しばらくは部隊においての将校としての教育が続けられる,教官は山崎中尉が引き継いだ。
軍装を解いて改めて,軍刀を分解し銘をみる。美濃の国関の銘が入っていた.別に記録までしなかったので今は思い出すすべもない。アメリカ人などに負けるものかと、アメリカで数年働いてよく知ってるだけに軍国の母らしく気丈だった。

ほんものの兵隊に対する実兵指揮も何度かやらされて、結構面白い。
何よりも内務班の実地指導が愉快だった。馴れるに従い週番士官をとらされたり、兵隊たちとかかわり合うことが多くなり、気合いの入った見習士官のお返し指揮、指導ぶりであった。
非常呼集はやるは、点呼後のマラソンはやるはで、兵隊たちは驚いたらしい。ビンタも取られただけ取り返すとうそぶいた見習士官も居た。

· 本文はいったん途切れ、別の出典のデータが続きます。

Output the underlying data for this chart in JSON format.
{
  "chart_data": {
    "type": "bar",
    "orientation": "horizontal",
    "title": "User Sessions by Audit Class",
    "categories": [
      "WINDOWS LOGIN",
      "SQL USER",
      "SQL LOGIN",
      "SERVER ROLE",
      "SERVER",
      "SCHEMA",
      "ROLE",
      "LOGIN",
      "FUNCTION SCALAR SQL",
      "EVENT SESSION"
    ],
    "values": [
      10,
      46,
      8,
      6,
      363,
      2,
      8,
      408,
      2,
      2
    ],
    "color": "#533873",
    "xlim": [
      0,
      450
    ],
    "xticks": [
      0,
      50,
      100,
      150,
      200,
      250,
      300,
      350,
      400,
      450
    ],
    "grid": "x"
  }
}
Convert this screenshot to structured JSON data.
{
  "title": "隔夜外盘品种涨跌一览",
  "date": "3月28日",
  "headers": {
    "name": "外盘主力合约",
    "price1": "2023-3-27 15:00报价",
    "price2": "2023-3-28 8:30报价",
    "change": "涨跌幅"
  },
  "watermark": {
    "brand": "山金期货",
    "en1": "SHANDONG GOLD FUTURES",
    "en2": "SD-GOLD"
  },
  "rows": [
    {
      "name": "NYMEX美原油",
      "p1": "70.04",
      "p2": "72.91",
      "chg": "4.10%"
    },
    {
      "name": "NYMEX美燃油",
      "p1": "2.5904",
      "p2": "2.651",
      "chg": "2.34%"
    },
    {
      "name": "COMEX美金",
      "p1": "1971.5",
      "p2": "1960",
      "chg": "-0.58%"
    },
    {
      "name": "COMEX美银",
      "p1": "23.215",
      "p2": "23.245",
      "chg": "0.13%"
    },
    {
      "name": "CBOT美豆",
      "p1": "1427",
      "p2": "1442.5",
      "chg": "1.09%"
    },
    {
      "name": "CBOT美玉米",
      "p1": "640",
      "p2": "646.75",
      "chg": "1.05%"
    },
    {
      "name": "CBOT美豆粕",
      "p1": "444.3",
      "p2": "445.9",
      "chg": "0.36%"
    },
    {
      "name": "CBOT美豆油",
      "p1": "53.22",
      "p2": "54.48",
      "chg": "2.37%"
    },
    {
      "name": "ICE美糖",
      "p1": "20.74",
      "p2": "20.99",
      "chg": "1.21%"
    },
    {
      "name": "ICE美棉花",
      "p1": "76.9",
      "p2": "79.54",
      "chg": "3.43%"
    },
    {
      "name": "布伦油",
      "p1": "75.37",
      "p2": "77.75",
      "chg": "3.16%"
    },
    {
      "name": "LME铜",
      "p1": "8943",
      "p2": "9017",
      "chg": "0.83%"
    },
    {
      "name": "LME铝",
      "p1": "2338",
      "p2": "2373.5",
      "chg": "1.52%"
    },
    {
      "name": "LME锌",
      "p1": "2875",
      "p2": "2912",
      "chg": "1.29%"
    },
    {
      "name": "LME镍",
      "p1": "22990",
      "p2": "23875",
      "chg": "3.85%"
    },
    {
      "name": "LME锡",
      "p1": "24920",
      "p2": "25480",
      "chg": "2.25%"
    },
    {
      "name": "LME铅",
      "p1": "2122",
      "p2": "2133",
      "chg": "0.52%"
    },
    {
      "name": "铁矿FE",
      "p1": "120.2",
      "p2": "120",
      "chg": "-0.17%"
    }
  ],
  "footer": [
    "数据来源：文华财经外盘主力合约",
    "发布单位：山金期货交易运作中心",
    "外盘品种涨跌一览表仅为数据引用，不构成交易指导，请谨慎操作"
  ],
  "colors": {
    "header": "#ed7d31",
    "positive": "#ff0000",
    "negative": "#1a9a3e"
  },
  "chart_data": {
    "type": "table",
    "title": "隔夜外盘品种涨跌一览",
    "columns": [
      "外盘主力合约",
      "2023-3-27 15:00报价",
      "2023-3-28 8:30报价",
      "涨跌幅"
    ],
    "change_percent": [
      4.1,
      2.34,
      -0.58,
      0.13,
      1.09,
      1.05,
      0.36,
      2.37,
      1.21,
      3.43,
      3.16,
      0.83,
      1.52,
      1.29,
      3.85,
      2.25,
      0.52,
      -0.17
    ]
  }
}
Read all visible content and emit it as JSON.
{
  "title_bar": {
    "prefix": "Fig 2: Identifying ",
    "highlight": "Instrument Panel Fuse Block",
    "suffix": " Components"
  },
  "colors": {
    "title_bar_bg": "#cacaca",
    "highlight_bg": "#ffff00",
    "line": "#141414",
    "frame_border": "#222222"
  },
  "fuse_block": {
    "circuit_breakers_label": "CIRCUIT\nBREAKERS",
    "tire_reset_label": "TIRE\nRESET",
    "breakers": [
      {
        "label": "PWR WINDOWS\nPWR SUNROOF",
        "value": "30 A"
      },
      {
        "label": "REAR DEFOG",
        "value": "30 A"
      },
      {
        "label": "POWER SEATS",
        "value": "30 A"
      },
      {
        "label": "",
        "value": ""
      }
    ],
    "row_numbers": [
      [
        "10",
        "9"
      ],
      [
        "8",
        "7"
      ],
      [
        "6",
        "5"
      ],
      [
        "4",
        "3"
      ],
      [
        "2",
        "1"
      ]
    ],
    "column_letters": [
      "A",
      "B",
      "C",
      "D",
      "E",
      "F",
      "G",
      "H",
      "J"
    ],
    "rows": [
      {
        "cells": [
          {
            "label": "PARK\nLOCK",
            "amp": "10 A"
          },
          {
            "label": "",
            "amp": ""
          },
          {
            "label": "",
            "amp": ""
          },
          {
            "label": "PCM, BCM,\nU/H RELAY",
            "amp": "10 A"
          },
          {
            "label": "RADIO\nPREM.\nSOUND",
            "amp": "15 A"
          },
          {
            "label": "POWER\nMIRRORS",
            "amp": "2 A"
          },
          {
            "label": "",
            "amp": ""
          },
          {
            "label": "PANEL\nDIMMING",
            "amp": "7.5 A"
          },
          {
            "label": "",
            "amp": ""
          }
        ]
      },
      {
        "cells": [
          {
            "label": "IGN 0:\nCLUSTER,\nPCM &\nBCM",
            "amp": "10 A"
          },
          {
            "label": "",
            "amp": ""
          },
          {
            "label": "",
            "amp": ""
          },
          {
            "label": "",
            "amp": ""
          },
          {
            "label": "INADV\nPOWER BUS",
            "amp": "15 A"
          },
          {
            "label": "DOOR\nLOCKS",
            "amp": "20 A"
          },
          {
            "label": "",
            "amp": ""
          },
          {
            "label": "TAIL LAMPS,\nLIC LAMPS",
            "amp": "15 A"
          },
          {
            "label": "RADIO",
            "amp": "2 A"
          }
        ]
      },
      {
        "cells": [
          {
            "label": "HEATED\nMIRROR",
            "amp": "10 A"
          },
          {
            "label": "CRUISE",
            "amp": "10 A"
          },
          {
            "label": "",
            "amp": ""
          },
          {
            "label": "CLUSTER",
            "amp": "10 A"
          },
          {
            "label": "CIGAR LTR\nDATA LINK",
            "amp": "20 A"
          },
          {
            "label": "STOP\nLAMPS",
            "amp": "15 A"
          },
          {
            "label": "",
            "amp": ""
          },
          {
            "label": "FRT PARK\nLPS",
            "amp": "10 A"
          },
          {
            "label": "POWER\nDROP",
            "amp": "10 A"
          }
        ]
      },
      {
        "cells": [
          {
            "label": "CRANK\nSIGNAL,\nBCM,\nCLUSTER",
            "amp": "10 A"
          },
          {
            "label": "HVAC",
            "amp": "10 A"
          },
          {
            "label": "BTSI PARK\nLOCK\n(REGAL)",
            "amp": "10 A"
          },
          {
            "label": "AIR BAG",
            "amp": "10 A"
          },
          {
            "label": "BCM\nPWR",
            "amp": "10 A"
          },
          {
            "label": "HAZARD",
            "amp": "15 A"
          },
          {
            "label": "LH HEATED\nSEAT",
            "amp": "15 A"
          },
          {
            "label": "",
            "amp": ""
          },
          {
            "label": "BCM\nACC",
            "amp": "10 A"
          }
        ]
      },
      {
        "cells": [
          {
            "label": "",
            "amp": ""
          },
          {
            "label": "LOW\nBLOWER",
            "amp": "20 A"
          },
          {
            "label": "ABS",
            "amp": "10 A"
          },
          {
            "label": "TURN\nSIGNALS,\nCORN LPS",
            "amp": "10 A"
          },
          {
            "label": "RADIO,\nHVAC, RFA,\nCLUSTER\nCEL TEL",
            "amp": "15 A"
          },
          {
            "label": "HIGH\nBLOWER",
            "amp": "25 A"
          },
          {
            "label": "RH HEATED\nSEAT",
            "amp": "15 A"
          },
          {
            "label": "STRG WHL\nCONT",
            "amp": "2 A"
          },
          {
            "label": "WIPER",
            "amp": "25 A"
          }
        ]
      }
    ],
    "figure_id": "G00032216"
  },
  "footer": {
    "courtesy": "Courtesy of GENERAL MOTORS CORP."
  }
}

見習士官は営舎の別室で一緒に寝起きした。もちろん当番が一人一人宛てがわれているから、身辺の雑事は皆当番にしてもらえる。そのかわり週番にて中隊の管理、巡察、警備など任される。
5月1日士官勤務を命ぜられ、同月15日材料廠付きとなった。得意な自動車技術理論の知識が認められたときいている。
兵器,情報係も兼務し、二年兵の教育にも当たった。
この二年兵の中に同郷の同じ日に入隊した同級生の吉川君が居た。同じ初年兵で来たものがかたや教官かたや生徒といった軍隊なればの珍風景もみられた。

8月15日突如2ヶ月間馬術教育を受ける様命ぜられ、輓馬部隊に出向することになった。
教育途中の9月15日東安にある軍貨物廠内部の運搬業務をする輓馬部隊独立輜重兵第54中隊へ転属を命ぜられた。
お上のすることは我々には分からぬことが多いが、自動車を1年以上も教育しておいて馬とはと腹がたったが仕方がない。が馬も乗ってみると面白い。馬場騎乗は辛かったが,野外騎乗は凄くおもしろく、よく雉子と追っかけっこしたものだ。近くの日本開拓村に立ち寄ったりして、遠い故国を偲んだりもした。信濃村、広島村など今でも目に浮かぶ。
10月15日命令通り赴任した。同じ中隊の初年兵で一緒だった脇君は牡丹江の輓馬部隊に転属した。